By Skip Clement
“It’s no exaggeration to say that Leigh Perkins was a friend to anglers everywhere. Leigh was a lifelong conservationist. Through his generosity and clear-headed advocacy, he was an inspiration to all of us who care about the outdoors. He was one of our heroes.”
— Johnny Morris, Founder, Bass Pro shops
Leigh Perkins bought Orvis for $400,000 in 1965; the company had 20 employees and had $500,000 in annual sales. When he stepped down 27 years later, in 1992 — turning the company over to his sons — Orvis had more than 700 employees and had sales of $90 million a year. Since then, Simon Perkins said, annual sales have quadrupled, and more than 2,000 people work for the company, which has a flagship store on Fifth Avenue in Manhattan.
Leigh Perkins was a model of his ideal customer, hunting and fishing more than 250 days a year and traveling to places like Iceland, Argentina, Botswana, and Wyoming’s Star Valley, where he owned land with a trout stream running through it.
Leigh Haskell Perkins was born on Nov. 27, 1927, into a wealthy family in Cleveland. His father, Ralph Perkins, was chairman of a manufacturing firm. Hay fever kept Leigh from joining his father on his favorite pastime of horseback riding, so he learned to fish and hunt from his mother, Katharine (Haskell) Perkins, whom he called “one of the finest wing shots I have ever known.” Together they would cast for Atlantic salmon on Canada’s storied Restigouche River and stalk quail among the longleaf pines and live oaks of the family’s vacation property in northern Florida.
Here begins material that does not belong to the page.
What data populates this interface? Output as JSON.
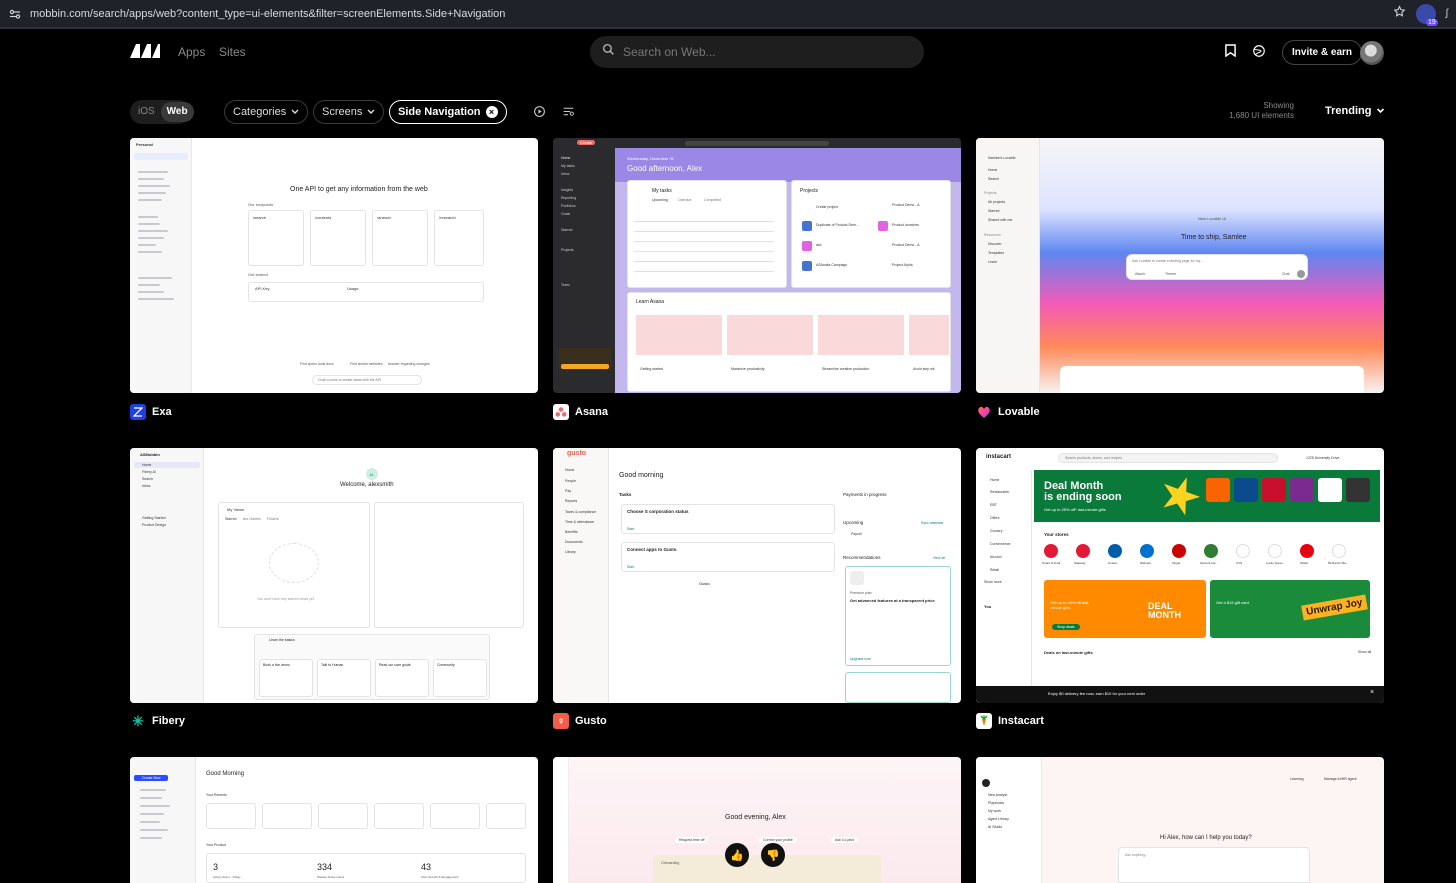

After getting kicked out of boarding school for skipping class to fish, Mr. Perkins attended Williams College in Massachusetts. While fishing one weekend, he stopped into the Orvis store and bought a rod. Mr. Perkins was impressed by the reliability of Orvis’s product.
— By Brian Gallagher / NYTimes / May 15, 2021
Leigh received many accolades, including the 1992 Chevron Conservation Award. Nine years later, the University of Minnesota awarded Leigh an honorary Doctor of Laws degree, for “[helping] some of the most prominent and important conservation organizations in the world to modernize their practices, create scientific research programs and achieve their potential for service,” as well as for creating a permanent forest-wildlife research program at the university. In 2016, Bonefish and Tarpon Trust named Leigh Sportsman of Year, honoring his conservation work and dedication to the preservation of the fish and waters he so loved.